By Jill R. Russell
In late 2003 a colleague of General James Mattis wrote to him asking for a few words on the
importance of reading and military history for the officer, even where it might seem that one was “too busy to read.” His response went viral over email – had it been in the time of Twitter this blog piece would be unnecessary. But it enjoyed a wide distribution within the Marine Corps, and eventually arrived in my inbox. As a military historian, I cannot minimize my appreciation that he wrote so eloquently on the subject. If it were only for that, the essay would be valuable. But his writing is valuable also because we rarely have opportunities to hear the unfiltered thoughts of leaders as well for his role in the history of recent conflicts. Much is written and [believed to be] known about the General as a warrior. Less is known about him as a true student of his profession. I would submit that it is quite impossible to correctly understand the former without a proper interrogation of the latter. By this I mean that one must first accept that a significant body of intellectual material sustains his actions and opinions – as is indicated in the messages, he devotes real effort to this aspect of his work. So, there is a base of knowledge that is always growing. On top of that are the benefits which accrue to those who think and critically engage with such material. Furthermore, there is his consideration of the views of others – as in the breadth of his reading or response to my comments – suggesting that he had not fallen prey to the hubris of the powerful, which is to believe they have all of the answers. Good leaders don’t only hear “yes” from the people around them. Thus, the insight these words give to his thinking and interests is invaluable.

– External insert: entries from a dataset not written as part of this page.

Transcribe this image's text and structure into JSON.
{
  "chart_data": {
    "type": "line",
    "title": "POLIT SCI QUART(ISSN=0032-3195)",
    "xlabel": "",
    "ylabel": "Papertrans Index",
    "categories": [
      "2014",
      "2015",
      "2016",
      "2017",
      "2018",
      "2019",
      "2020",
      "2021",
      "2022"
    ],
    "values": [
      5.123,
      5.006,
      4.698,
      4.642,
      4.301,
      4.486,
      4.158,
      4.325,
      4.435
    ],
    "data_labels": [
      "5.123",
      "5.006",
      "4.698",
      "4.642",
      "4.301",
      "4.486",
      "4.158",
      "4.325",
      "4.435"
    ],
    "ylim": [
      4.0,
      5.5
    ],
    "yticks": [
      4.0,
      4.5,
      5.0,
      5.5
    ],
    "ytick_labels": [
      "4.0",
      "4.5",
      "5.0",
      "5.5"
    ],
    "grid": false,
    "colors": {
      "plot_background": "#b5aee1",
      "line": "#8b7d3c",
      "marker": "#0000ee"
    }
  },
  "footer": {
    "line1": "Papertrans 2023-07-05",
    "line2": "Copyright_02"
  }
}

I also have to note that from a historian’s perspective this professional practice is fascinating. It is Hegel hurled at the maelstrom of emergent Clio, a manifestation of E.H. Carr’s “unending dialogue between past and present.” There is an awful popular tendency to try to use history prescriptively. This is a bad, bad idea. Very often the lessons relied upon are incorrect or inappropriate. However, history – from quality works – as a critical thinking process, whose substance also furthers understanding [of regions, types of events, etc.] can inform posterity to good effect. The General’s essay is an exposition of this principle.